Poor quality is not an inevitable attribute of software. It results from known causes. It can be predicted and controlled, but only if its causes are understood and addressed.
With more critical business processes being implemented in software, quality problems are a primary business risk. I’ll discuss five primary causes of poor software quality and how to mitigate their damaging effects using methods other than brute testing.
1. Lack of domain knowledge:
Perhaps the greatest contributor to poor software quality is the unfortunate fact that most developers are not experts in the business domain served by their applications, be it telecommunications, banking, energy, supply chain, retail, or others.
Over time they will learn more about the domain, but much of this learning will come through correcting defects caused by their mistaken understanding of the functional requirements. The best way to mitigate this cause is to provide access to domain experts from the business, proactively train developers in the business domain, and conduct peer reviews with those possessing more domain experience.
2. Lack of technology knowledge:
Most developers are proficient in several computer languages and technologies. However, modern multi-tier business applications are a complex tangle of many computer languages and different software platforms.

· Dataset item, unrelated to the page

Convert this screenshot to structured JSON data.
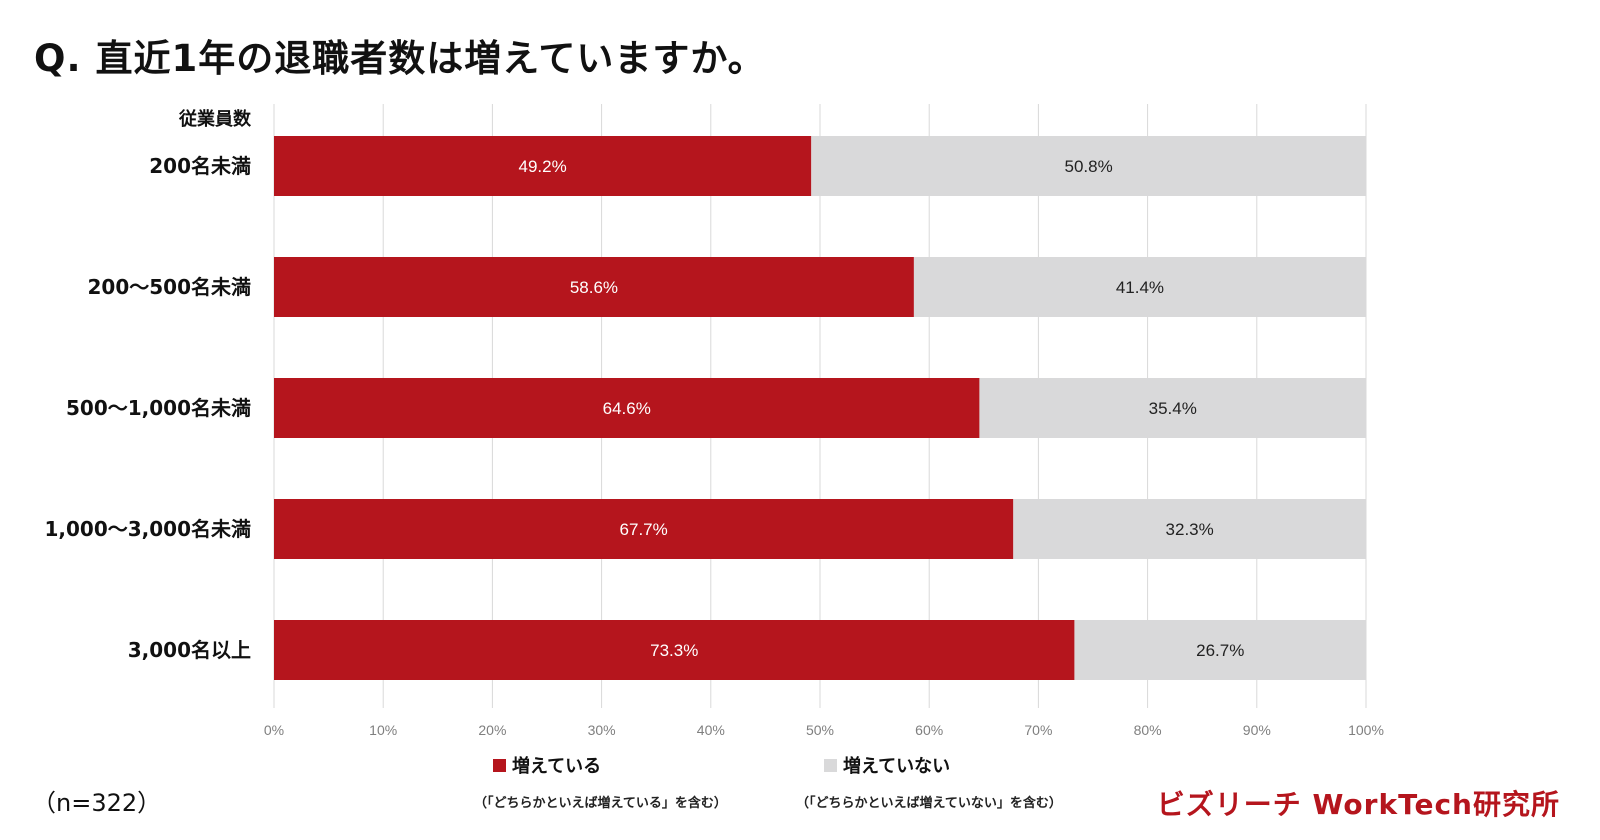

These tiers include user interface, business logic, and data management, and they may interact through middleware with enterprise resource systems and legacy applications written in archaic languages. Few developers know all of these languages and technologies, and their incorrect assumptions about how other technologies work is a prime source of the non-functional defects that cause damaging outages, data corruption, and security breaches during operation.
The best way to mitigate this cause is to cross-train developers in different application technologies, conduct peer reviews with developers working in other application tiers, and perform static and dynamic analyses of the code.
3. Unrealistic schedules:
When developers are forced to sacrifice sound software development practices to ridiculous schedules the results are rarely good.
The few successful outcomes are based on heroics that are rarely repeated on future death marches. When working at breakneck pace, stressed developers make more mistakes and have less time to find them. The only way to mitigate these death march travesties is through enforcing strong project management practices. Controlling commitments through planning, tracking progress to identify problems, and controlling endless requirements changes are critical practices for providing a professional environment for software development.
4. Badly engineered software:
Two-thirds or more of most software development activity involves changing or enhancing existing code. Studies have shown that half of the time spent modifying existing software is expended trying to figure out what is going on in the code.
Unnecessarily complex code is often impenetrable and modifying it leads to numerous mistakes and unanticipated negative side effects. These newly injected defects cause expensive rework and delayed releases. The best way to mitigate this cause is to re-factor critical portions of the code guided by information from architectural and static code analyses.
5. Poor acquisition practices:
Most large multi-tier applications are built and maintained by distributed teams, some or all of whom may be outsourced from other companies. Consequently, the acquiring organization often has little visibility into or control over the quality of the software they are receiving.
For various reasons, CMMI levels have not always guaranteed high quality software deliveries. To mitigate the risks of quality problems in externally supplied software, acquiring managers should implement quality targets in their contracts and a strong quality assurance gate for delivered software.
Thoughts on the List
The first two causes distinguish between functional and non-functional quality problems, a critical distinction since non-functional defects are not detected as readily during test and their effects are frequently more devastating during operations.
The third and fourth causes have been perennial, although the fourth problem is exacerbated by the increase in technologies integrated into modern applications.
The final problem is not entirely new, but has grown in effect with growth in outsourcing and packaged software. Just missing this list but deserving of attention are breakdowns in coordination among distributed software teams, a cause that would make the top five in some environments.
In well run software organizations testing is not a defect detection activity. Rather, testing should merely verify that the software performs correctly under a wide range of operational conditions. By understanding and addressing the top five causes of defects, quality can be designed in from the start, substantially reducing both the 40% of project effort typically spent on rework and the risks to which software exposes business.
Dr. Bill Curtis is the SVP & Chief Scientist at CAST Software.